Depending on the desired focus of treatment and client preference, however, other types of treatment described in the aforementioned heuristic may be most appropriate. For example, should the client be engaged in individual PTSD treatment and/or not want their partner to participate in trauma treatment with them but are experiencing relationship distress, also engaging in generic couple therapy may be helpful. Decreasing stress in social relationships may help the client participate more fully in individual treatment and can help improve treatment outcomes (e.g., Price et al. 2013).

Evidence-based individual, couple, and group interventions for PTSD only matter if individuals with PTSD engage in them. Thus, using partners and other loved ones to facilitate engagement in assessment and treatment represents an important innovation in the traumatic stress field.
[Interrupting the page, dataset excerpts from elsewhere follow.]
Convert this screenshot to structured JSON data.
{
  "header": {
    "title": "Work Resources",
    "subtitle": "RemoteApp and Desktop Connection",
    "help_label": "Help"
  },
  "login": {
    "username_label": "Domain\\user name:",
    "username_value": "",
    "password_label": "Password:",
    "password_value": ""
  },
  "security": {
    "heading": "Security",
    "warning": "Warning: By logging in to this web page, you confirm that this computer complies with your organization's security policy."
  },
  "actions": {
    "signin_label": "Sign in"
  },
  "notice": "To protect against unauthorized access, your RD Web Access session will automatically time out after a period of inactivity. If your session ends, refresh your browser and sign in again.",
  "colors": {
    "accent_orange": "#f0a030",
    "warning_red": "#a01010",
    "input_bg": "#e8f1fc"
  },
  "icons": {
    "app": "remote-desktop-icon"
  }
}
Moreover, partner-assisted interventions may be beneficial if additional assistance is needed to implement individual interventions that have been shown to ameliorate PTSD. However, we recommend that partner-assisted interventions be chosen and implemented with caution and may be contraindicated if the couple is experiencing significant distress based on prior research on partner-assisted interventions for clients with agoraphobia (Barlow et al. 1981).

Given the importance of social variables in the onset of PTSD and other traumatic stress-related disorders, we argue that early intervention strategies for preventing acute stress disorder and PTSD incorporate significant others. There have been some efforts to include significant others in these interventions (Billette et al. 2008; Guay et al. 2004), but no full protocol has been developed and no randomized controlled trial has been conducted to date. Several have offered suggestions about the types of interpersonal interventions that might be used to reduce mental health problems in the early period after traumatization (e.g., Guay et al. 2006, 2011; Litz et al. 2002; Wagner et al. under review).
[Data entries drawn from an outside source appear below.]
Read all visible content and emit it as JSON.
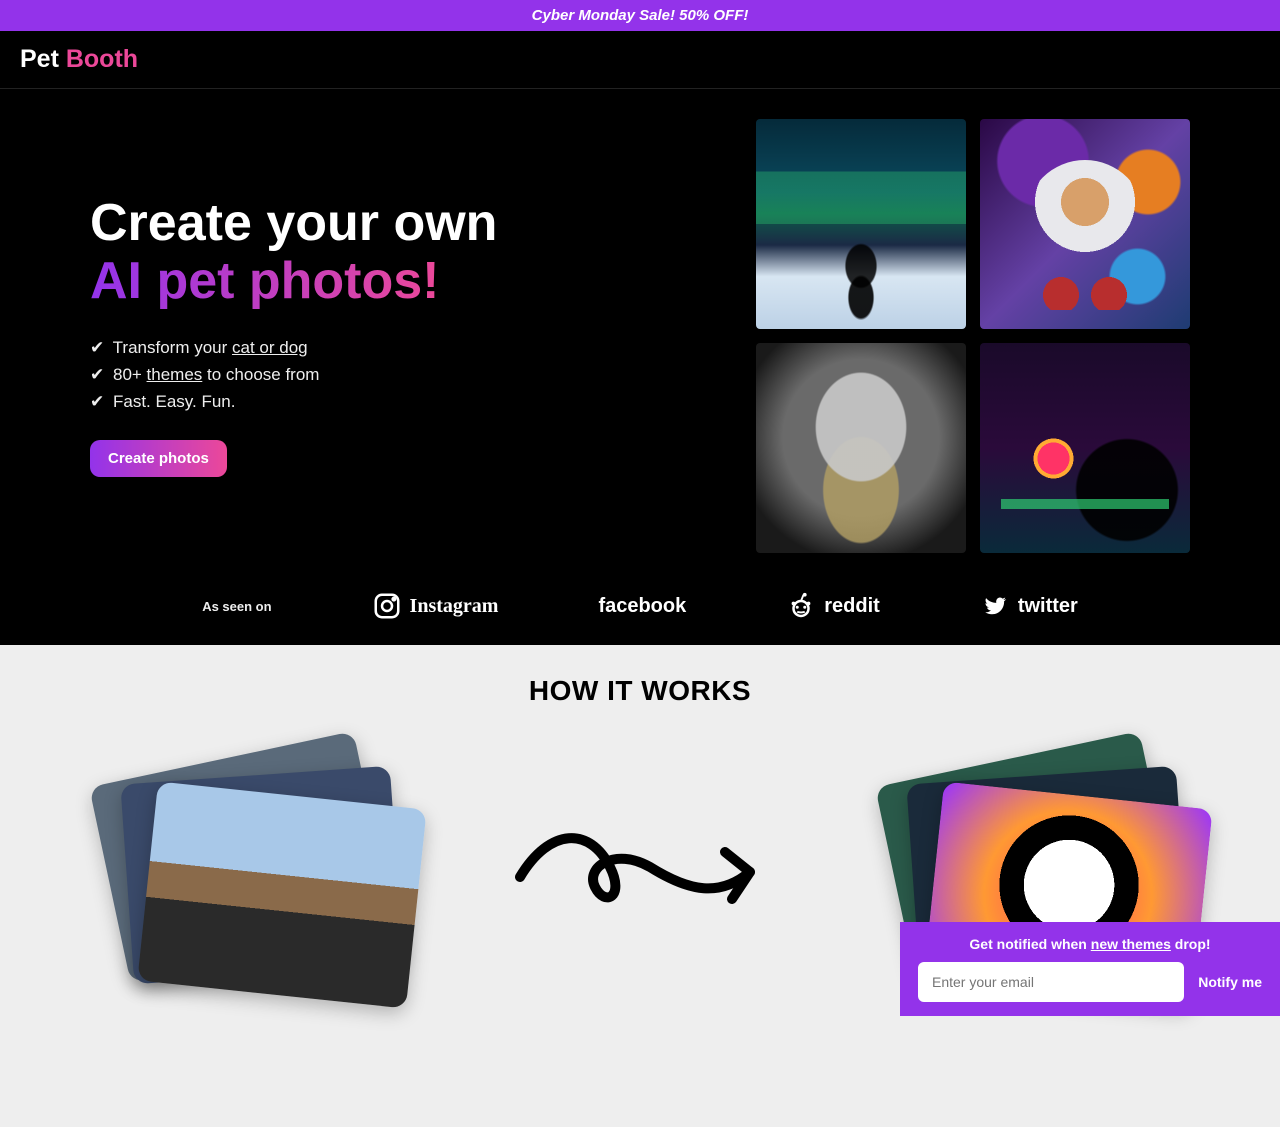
{
  "promo": "Cyber Monday Sale! 50% OFF!",
  "brand": {
    "a": "Pet ",
    "b": "Booth"
  },
  "hero": {
    "line1": "Create your own",
    "line2": "AI pet photos!",
    "f1_pre": "Transform your ",
    "f1_link": "cat or dog",
    "f2_pre": "80+ ",
    "f2_link": "themes",
    "f2_post": " to choose from",
    "f3": "Fast. Easy. Fun.",
    "cta": "Create photos"
  },
  "check": "✔",
  "as_seen": {
    "label": "As seen on",
    "instagram": "Instagram",
    "facebook": "facebook",
    "reddit": "reddit",
    "twitter": "twitter"
  },
  "how_title": "HOW IT WORKS",
  "notify": {
    "pre": "Get notified when ",
    "link": "new themes",
    "post": " drop!",
    "placeholder": "Enter your email",
    "button": "Notify me"
  }
}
In addition to considering the inclusion of significant others in the early intervention and treatment of PTSD, couple therapy for PTSD may be particularly important for cases of “complex PTSD (C-PTSD),” which has been put forth by a number of authors (e.g., Cloitre et al. 2012), and is considered for inclusion in the upcoming version of the International Classification of Disorders (Maercker et al. 2012). One of the symptoms of C-PTSD put forth is disturbances in interpersonal relationships. Thus, interventions that simultaneously target interpersonal relationship functioning should address these symptoms postulated to comprise C-PTSD and may potentiate treatment for C-PTSD. Likewise, couple therapy may be particularly well suited for “complicated/protracted/prolonged grief” (Boelen and Prigerson 2013), especially when the loss is shared by the couple.

Couple interventions for PTSD, with its range of possible modes of delivery, present compelling preliminary data in terms of treatment outcomes. This area of research is still in its infancy, however, and additional research is warranted to further establish the long-term effectiveness of the interventions and to extend findings into community samples, as the vast majority of the work thus far has been done within the veteran population. Couple-oriented interventions for PTSD address the systemic nature of PTSD and provide hope for not only improvements in the client’s PTSD symptoms but also the partner’s functioning and improved relationship satisfaction.